31. Step 18. Simulation Setup:
Ensure that appropriate settings are used for Adams/Solver while handling belt (many parts) simulations. Do the following:
Open the Solver Dynamics settings via the menu picks:
Settings  Solver  Dynamics
For Dynamics use these parameters:
Integrator = HHT
ERROR = 1e-5
In this dialog box change the Category to be Executable and make the changes:
Choice = C++
Verify First = No
Thread Count = (or as appropriate for your machine. Use 2X the number of CPUs as a rule of thumb)
The changes above instruct the Solver to use the HHT integrator which is best for belt/chain models. Using multiple threads typically results in wall-time simulation speed increases.
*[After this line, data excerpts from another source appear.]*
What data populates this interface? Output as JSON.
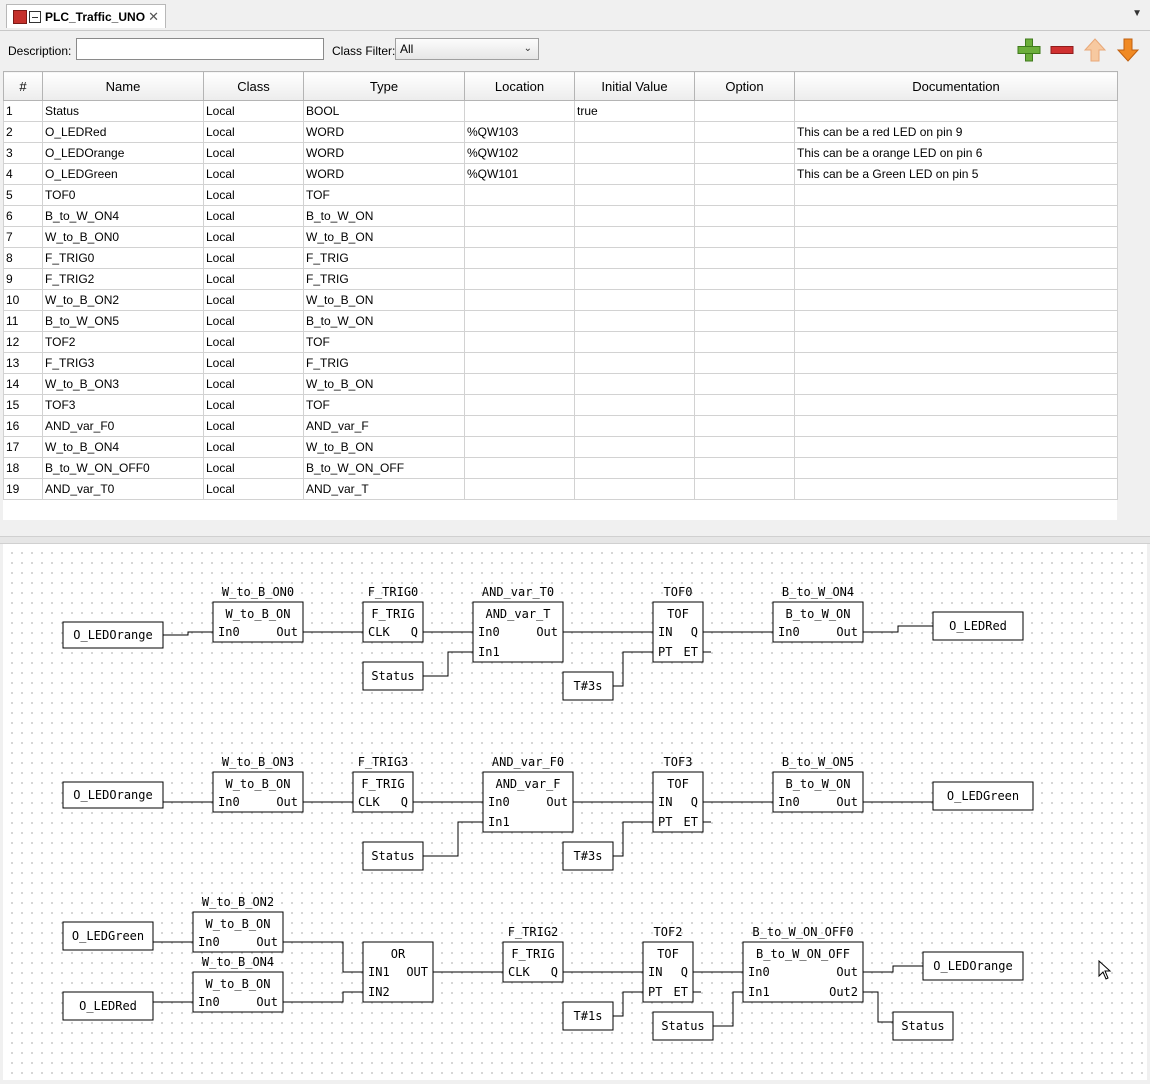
{
  "tab": {
    "title": "PLC_Traffic_UNO",
    "close": "✕",
    "menu_icon": "chevron-down-icon"
  },
  "filter": {
    "description_label": "Description:",
    "description_value": "",
    "class_filter_label": "Class Filter:",
    "class_filter_value": "All"
  },
  "toolbar": {
    "add_icon": "plus-icon",
    "remove_icon": "minus-icon",
    "up_icon": "arrow-up-icon",
    "down_icon": "arrow-down-icon",
    "colors": {
      "add": "#6cae3b",
      "remove": "#d03030",
      "up": "#f7c9a0",
      "down": "#f08a24"
    }
  },
  "table": {
    "columns": [
      "#",
      "Name",
      "Class",
      "Type",
      "Location",
      "Initial Value",
      "Option",
      "Documentation"
    ],
    "rows": [
      [
        "1",
        "Status",
        "Local",
        "BOOL",
        "",
        "true",
        "",
        ""
      ],
      [
        "2",
        "O_LEDRed",
        "Local",
        "WORD",
        "%QW103",
        "",
        "",
        "This can be a red LED on pin 9"
      ],
      [
        "3",
        "O_LEDOrange",
        "Local",
        "WORD",
        "%QW102",
        "",
        "",
        "This can be a orange LED on pin 6"
      ],
      [
        "4",
        "O_LEDGreen",
        "Local",
        "WORD",
        "%QW101",
        "",
        "",
        "This can be a Green LED on pin 5"
      ],
      [
        "5",
        "TOF0",
        "Local",
        "TOF",
        "",
        "",
        "",
        ""
      ],
      [
        "6",
        "B_to_W_ON4",
        "Local",
        "B_to_W_ON",
        "",
        "",
        "",
        ""
      ],
      [
        "7",
        "W_to_B_ON0",
        "Local",
        "W_to_B_ON",
        "",
        "",
        "",
        ""
      ],
      [
        "8",
        "F_TRIG0",
        "Local",
        "F_TRIG",
        "",
        "",
        "",
        ""
      ],
      [
        "9",
        "F_TRIG2",
        "Local",
        "F_TRIG",
        "",
        "",
        "",
        ""
      ],
      [
        "10",
        "W_to_B_ON2",
        "Local",
        "W_to_B_ON",
        "",
        "",
        "",
        ""
      ],
      [
        "11",
        "B_to_W_ON5",
        "Local",
        "B_to_W_ON",
        "",
        "",
        "",
        ""
      ],
      [
        "12",
        "TOF2",
        "Local",
        "TOF",
        "",
        "",
        "",
        ""
      ],
      [
        "13",
        "F_TRIG3",
        "Local",
        "F_TRIG",
        "",
        "",
        "",
        ""
      ],
      [
        "14",
        "W_to_B_ON3",
        "Local",
        "W_to_B_ON",
        "",
        "",
        "",
        ""
      ],
      [
        "15",
        "TOF3",
        "Local",
        "TOF",
        "",
        "",
        "",
        ""
      ],
      [
        "16",
        "AND_var_F0",
        "Local",
        "AND_var_F",
        "",
        "",
        "",
        ""
      ],
      [
        "17",
        "W_to_B_ON4",
        "Local",
        "W_to_B_ON",
        "",
        "",
        "",
        ""
      ],
      [
        "18",
        "B_to_W_ON_OFF0",
        "Local",
        "B_to_W_ON_OFF",
        "",
        "",
        "",
        ""
      ],
      [
        "19",
        "AND_var_T0",
        "Local",
        "AND_var_T",
        "",
        "",
        "",
        ""
      ]
    ]
  },
  "diagram": {
    "variables": [
      "O_LEDOrange",
      "Status",
      "T#3s",
      "O_LEDRed",
      "O_LEDOrange",
      "Status",
      "T#3s",
      "O_LEDGreen",
      "O_LEDGreen",
      "O_LEDRed",
      "T#1s",
      "Status",
      "O_LEDOrange",
      "Status"
    ],
    "blocks": [
      {
        "instance": "W_to_B_ON0",
        "type": "W_to_B_ON",
        "inputs": [
          "In0"
        ],
        "outputs": [
          "Out"
        ]
      },
      {
        "instance": "F_TRIG0",
        "type": "F_TRIG",
        "inputs": [
          "CLK"
        ],
        "outputs": [
          "Q"
        ]
      },
      {
        "instance": "AND_var_T0",
        "type": "AND_var_T",
        "inputs": [
          "In0",
          "In1"
        ],
        "outputs": [
          "Out"
        ]
      },
      {
        "instance": "TOF0",
        "type": "TOF",
        "inputs": [
          "IN",
          "PT"
        ],
        "outputs": [
          "Q",
          "ET"
        ]
      },
      {
        "instance": "B_to_W_ON4",
        "type": "B_to_W_ON",
        "inputs": [
          "In0"
        ],
        "outputs": [
          "Out"
        ]
      },
      {
        "instance": "W_to_B_ON3",
        "type": "W_to_B_ON",
        "inputs": [
          "In0"
        ],
        "outputs": [
          "Out"
        ]
      },
      {
        "instance": "F_TRIG3",
        "type": "F_TRIG",
        "inputs": [
          "CLK"
        ],
        "outputs": [
          "Q"
        ]
      },
      {
        "instance": "AND_var_F0",
        "type": "AND_var_F",
        "inputs": [
          "In0",
          "In1"
        ],
        "outputs": [
          "Out"
        ]
      },
      {
        "instance": "TOF3",
        "type": "TOF",
        "inputs": [
          "IN",
          "PT"
        ],
        "outputs": [
          "Q",
          "ET"
        ]
      },
      {
        "instance": "B_to_W_ON5",
        "type": "B_to_W_ON",
        "inputs": [
          "In0"
        ],
        "outputs": [
          "Out"
        ]
      },
      {
        "instance": "W_to_B_ON2",
        "type": "W_to_B_ON",
        "inputs": [
          "In0"
        ],
        "outputs": [
          "Out"
        ]
      },
      {
        "instance": "W_to_B_ON4",
        "type": "W_to_B_ON",
        "inputs": [
          "In0"
        ],
        "outputs": [
          "Out"
        ]
      },
      {
        "instance": "",
        "type": "OR",
        "inputs": [
          "IN1",
          "IN2"
        ],
        "outputs": [
          "OUT"
        ]
      },
      {
        "instance": "F_TRIG2",
        "type": "F_TRIG",
        "inputs": [
          "CLK"
        ],
        "outputs": [
          "Q"
        ]
      },
      {
        "instance": "TOF2",
        "type": "TOF",
        "inputs": [
          "IN",
          "PT"
        ],
        "outputs": [
          "Q",
          "ET"
        ]
      },
      {
        "instance": "B_to_W_ON_OFF0",
        "type": "B_to_W_ON_OFF",
        "inputs": [
          "In0",
          "In1"
        ],
        "outputs": [
          "Out",
          "Out2"
        ]
      }
    ]
  }
}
32. Step 19. Simulate & Animate:
To simulate and animate:
Ensure that there is a MOTION on the motor shaft joint, JOINT_6. The MOTION should be of type Velocity and use the following function expression to gradually spin the motor shaft input up:
-1 * step5(time, 0, 0, 1, 180d)
Run a dynamic simulation for 5 seconds, 500 output steps.
Animate the results and watch the tensioner pulley and the belt in the first second or two of simulation. The tensioner should have some initial transient behavior as the system starts up. The transient behavior should settle out after about 4 seconds of simulation time.

33. Step 20. Investigate System:
Create further animations and plots to illustrate things such as:
How does the belt tension (found in the belt segment REQUEST) vary over time?
Does slippage occur in the belt tensioner? (View the angular velocity of the tensioner deviation pulley through time).
Right-click on the belt system and modify the tensioner parameters named pulleyset_1ten_tensioner1. Try changing the tensioner stiffness and/or preload and re-running the simulation to see the effect on the system dynamics.

34. Review: Workshop Questions
1. When specifying a belt wrapping order, what orientation must be used?
___________________________________________________
Pulleys can be connected to the model using three different specifications; list them:
Which integrator is suggested for belt/chain systems (systems with many inter-connected parts that move only slightly with respect to one another)?

35. Answers:
When wrapping the belt the pulleys must be specified in a clockwise sequence with respect to the pulley axis of rotation.
Pulleys can be attached to the model using rotational joints, fixed joints or bushings (compliant).
The HHT integrator is generally best for belt/chain-type systems. Run your simulation with the default ERROR control (1e-5) for HHT and then re-run with tighter ERROR control to see if results change. If results change with tighter ERROR then run a solution convergence study on the ERROR parameter to identify a proper setting.